ARC-ADR-038 — Unified Process & Time Architecture: an HLC temporal envelope + DBOS-durable BPMN/CACAO over the event bus

Field Value
ID ARC-ADR-038
Status Proposed
Date 2026-05-30
Deciders Hub owner (Nicky Clarke) — direction chosen 2026-05-30 (capstone scope; DBOS-as-process-runtime + HLC envelope). Graduation to Accepted gated on ARC-ADR-018 adoption + the Confirmation checks below.
Supersedes
Superseded by
Tags process, time, bitemporal, hlc, clock-sync, ntp, chrony, ptp, mesh, multi-region, horizontal-scaling, supercluster, leaf-node, skew-sli, aca, dbos, durable-execution, bpmn, cacao, bpel, event-bus, cloudevents, nats, agent-gateway, ontology, saga, scheduling, cron, capstone

Context and Problem Statement

The fleet has, as separate accepted/proposed decisions, every substrate of an event-driven, model-driven, durable process architecture — but nothing binds them into one system:

  • Durable executionARC-ADR-018 pilots DBOS Transact (durable workflows, durable queues, step checkpoint/replay, scheduled workflows, list/cancel/resume/fork) — but scoped to async ingest only.
  • Event bus + webhooksARC-ADR-022: NATS JetStream + CloudEvents v1.0 with HTTP↔bus bridges (webhook-receiver.py in, nats-relay.py out, HMAC + DLQ).
  • Process executionARC-ADR-031 (Accepted): BPMN 2.0 + OASIS CACAO 2.0 parsed to one IR, run by one ~400-line kernel, NATS-triggered, function-tier.
  • Bitemporal object storeRT5 "Ontology-Grade Persistence": objects pinned as immutable, content-addressed, bitemporal records (valid_from/valid_to/recorded_at/superseded_at) with an injected ISerializationClock; plus analytics-side load-dates in ARC-ADR-026.
  • The agentic APIARC-ADR-028: the Agent Gateway normalizing A2A + MCP behind one REST/OpenAPI surface, with an async task lifecycle (POST …/tasks202 + Location → poll).
  • Process-aware ontology — the ontology IR already carries UFO event and situation perdurant stereotypes and a urn:agentarmy:mc:event:{stateMachine}/{objectId}/{trigger} IRI scheme (ARC-ADR-016, ARC-ADR-029, ARC-ADR-030).

Four binding gaps remain:

  1. No cross-container clock discipline. Four time axes exist in pieces, but causal order across containers does not. Under wall-clock skew and out-of-order bus delivery, the time the frontend stamps, the CloudEvent time, the pin's recorded_at, and the Data Vault load-date can disagree and even invert causally. This is the operator's stated unease — "ensure data time records and object time and frontend everything is synched."
  2. No durable home for process state. ARC-ADR-031 explicitly defers durable long-running waits (Open Q1) and timer-driven scheduling — so a runbook timer or a multi-day intermediateCatchEvent cannot survive a restart today.
  3. The ontology's process knowledge compiles to nothing executable. ARC-ADR-031 Open Q5 asks whether the model's process/playbook artifacts should compile to BPMN/CACAO the kernel runs. Unanswered.
  4. Nothing names how a process step invokes the agentic API. The operator's "BPEL webhook driver for orchestrating across our generalized agentic API" has no defined seam.

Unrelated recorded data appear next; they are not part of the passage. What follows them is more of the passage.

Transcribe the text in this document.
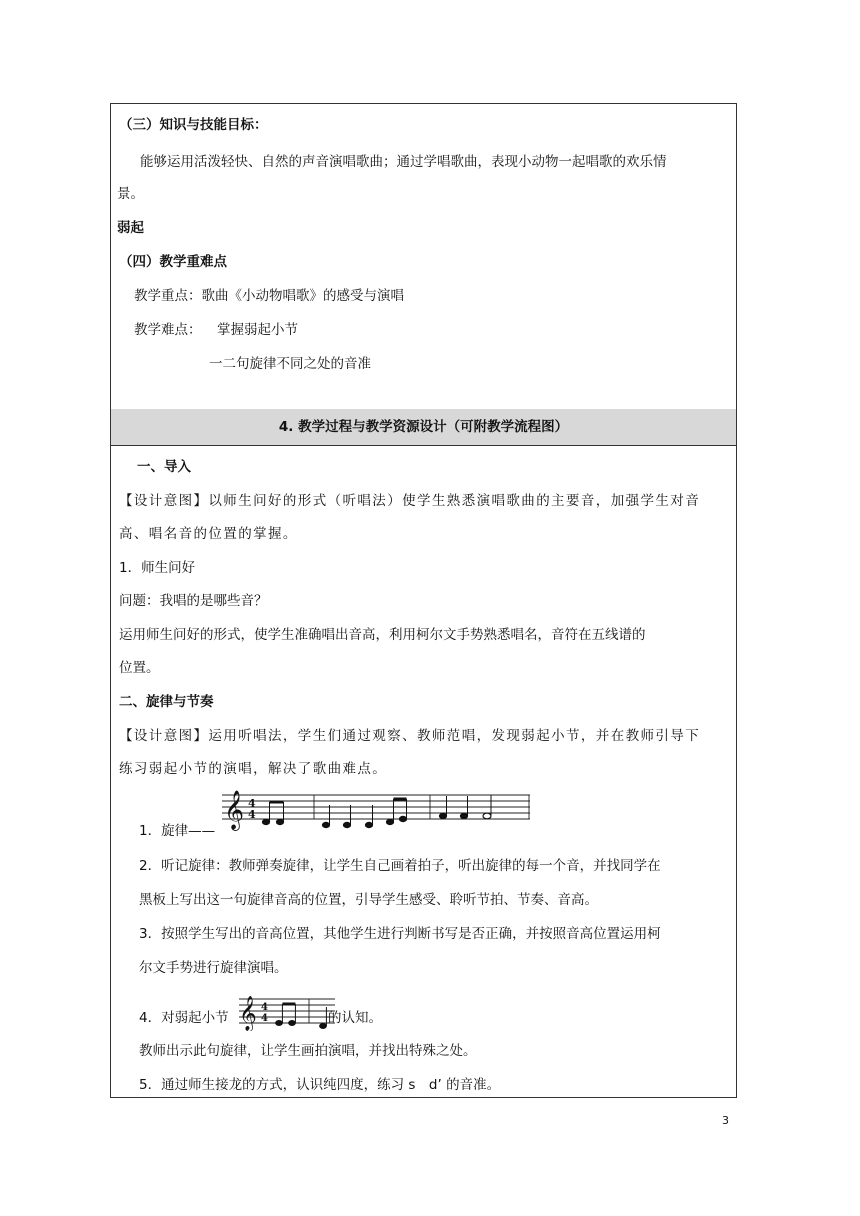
（三）知识与技能目标：
能够运用活泼轻快、自然的声音演唱歌曲；通过学唱歌曲，表现小动物一起唱歌的欢乐情
景。
弱起
（四）教学重难点
教学重点：歌曲《小动物唱歌》的感受与演唱
教学难点： 掌握弱起小节
一二句旋律不同之处的音准
4. 教学过程与教学资源设计（可附教学流程图）
一、导入
【设计意图】以师生问好的形式（听唱法）使学生熟悉演唱歌曲的主要音，加强学生对音
高、唱名音的位置的掌握。
1．师生问好
问题：我唱的是哪些音？
运用师生问好的形式，使学生准确唱出音高，利用柯尔文手势熟悉唱名，音符在五线谱的
位置。
二、旋律与节奏
【设计意图】运用听唱法，学生们通过观察、教师范唱，发现弱起小节，并在教师引导下
练习弱起小节的演唱，解决了歌曲难点。
1．旋律——
𝄞 4
4
2．听记旋律：教师弹奏旋律，让学生自己画着拍子，听出旋律的每一个音，并找同学在
黑板上写出这一句旋律音高的位置，引导学生感受、聆听节拍、节奏、音高。
3．按照学生写出的音高位置，其他学生进行判断书写是否正确，并按照音高位置运用柯
尔文手势进行旋律演唱。
4．对弱起小节 𝄞 4
4	的认知。
教师出示此句旋律，让学生画拍演唱，并找出特殊之处。
5．通过师生接龙的方式，认识纯四度，练习 s　d’ 的音准。
3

Decision: define the binding layer — a single temporal contract and a single durable process runtime — that fuses these substrates and answers ARC-ADR-031's open questions.

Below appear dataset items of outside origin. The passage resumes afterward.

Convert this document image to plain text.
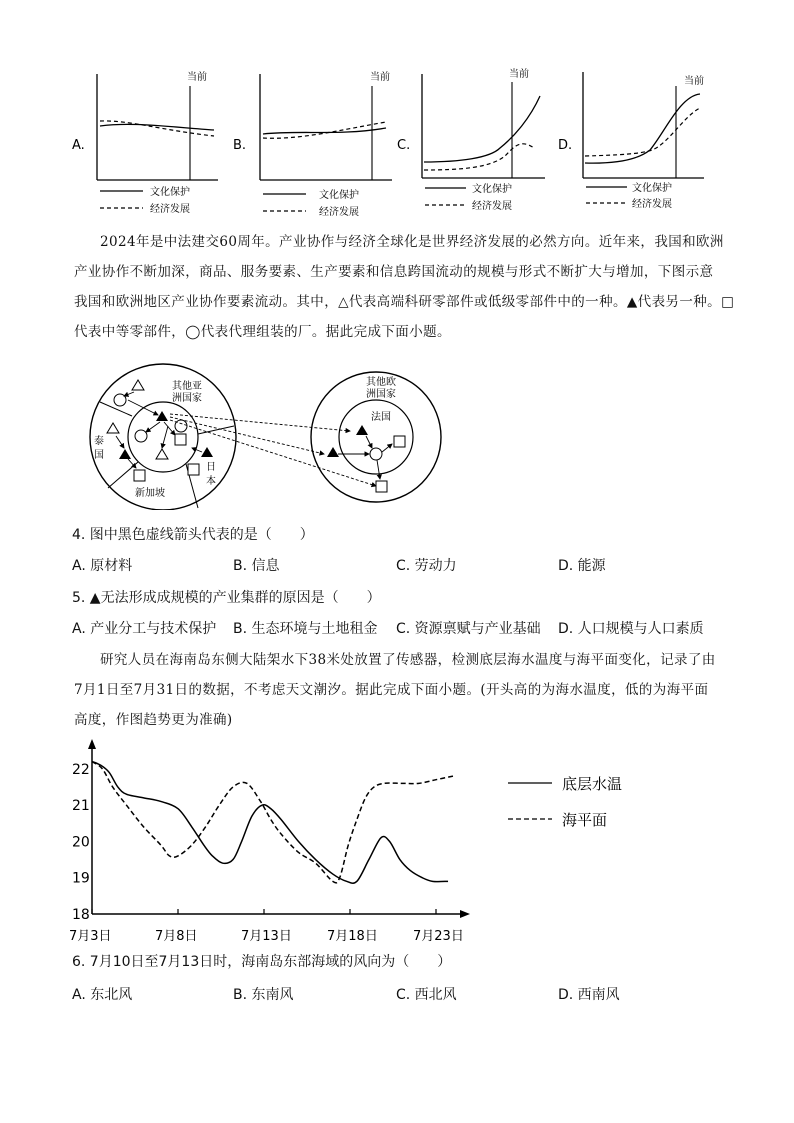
A.
当前
文化保护
经济发展
B.
当前
文化保护
经济发展
C.
当前
文化保护
经济发展
D.
当前
文化保护
经济发展

2024年是中法建交60周年。产业协作与经济全球化是世界经济发展的必然方向。近年来，我国和欧洲

产业协作不断加深，商品、服务要素、生产要素和信息跨国流动的规模与形式不断扩大与增加，下图示意

我国和欧洲地区产业协作要素流动。其中，△代表高端科研零部件或低级零部件中的一种。▲代表另一种。□

代表中等零部件，◯代表代理组装的厂。据此完成下面小题。

其他亚
洲国家
泰
国
新加坡
日
本
其他欧
洲国家
法国
4. 图中黑色虚线箭头代表的是（　　）
A. 原材料	B. 信息	C. 劳动力	D. 能源
5. ▲无法形成成规模的产业集群的原因是（　　）
A. 产业分工与技术保护 B. 生态环境与土地租金 C. 资源禀赋与产业基础 D. 人口规模与人口素质

研究人员在海南岛东侧大陆架水下38米处放置了传感器，检测底层海水温度与海平面变化，记录了由

7月1日至7月31日的数据，不考虑天文潮汐。据此完成下面小题。(开头高的为海水温度，低的为海平面

高度，作图趋势更为准确)

18
19
20
21
22
7月3日	7月8日	7月13日	7月18日	7月23日
底层水温
海平面
6. 7月10日至7月13日时，海南岛东部海域的风向为（　　）
A. 东北风	B. 东南风	C. 西北风	D. 西南风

Terminology — BPEL → BPMN. WS-BPEL 2.0 is the SOAP/WS-* era process language (invoke/receive/reply/wait/pick/flow); its open-source tooling is effectively dormant. Its modern executable successor is BPMN 2.0, already chosen in ARC-ADR-031. A BPMN service task over the event bus/Agent Gateway is a BPEL <invoke>; a message catch event is <receive>; a timer event is <wait>. This ADR adopts no BPEL; it points the accepted BPMN/CACAO kernel at the existing agentic API and makes its waits durable.

Decision Drivers

# Driver
D1 One temporal contract across frontend, bus, durable runtime, and store — the four time axes plus a causal-order axis, carried in one envelope.
D2 Durable, resumable processes — waits, timers, cron, and nested sub-processes survive crash/restart; completed steps never re-run (idempotent, at-least-once until checkpointed — inherits ARC-ADR-018 D1/D6).
D3 Reuse, don't reinvent — bind existing decisions; no new heavyweight engine (honors ARC-ADR-018 D2 minimal-ops and ARC-ADR-031 D7 supply-chain minimalism).
D4 Model-driven — process is first-class in the ontology IR and compiles to the executable format; the object model is process-aware (answers ARC-ADR-031 Q5).
D5 Reversibility (ARC-ADR-001) — clock behind ISerializationClock, durable runtime behind the worker/kernel interface; either swappable without touching routes.
D6 Standards over bespoke — BPMN 2.0 + CACAO 2.0, CloudEvents v1.0, PROV-O + OWL-Time, and HLC (a published algorithm) — not a proprietary clock or DSL.
D7 Observable (ARC-ADR-010) — a process instance is an OTel trace; span order derives from the HLC; correlation_id/causation_id thread the saga across nesting.
D8 Security posture preserved — server-authoritative time (clients never order events, mirroring ARC-ADR-008 thread-key handling); the safe-executor + HITL gates (ARC-ADR-031 D5, ARC-ADR-006) stay in force when processes drive real actions.

Considered Options

Bind the existing substrates with two new contracts and one new seam: - a canonical temporal envelope (four time axes + HLC) on every CloudEvent, pin, and workflow step; - DBOS as the durable process runtime the ARC-ADR-031 kernel executes inside; - a process projection in the ontology IR that the forge compiles to BPMN/CACAO, whose service tasks invoke the Agent Gateway.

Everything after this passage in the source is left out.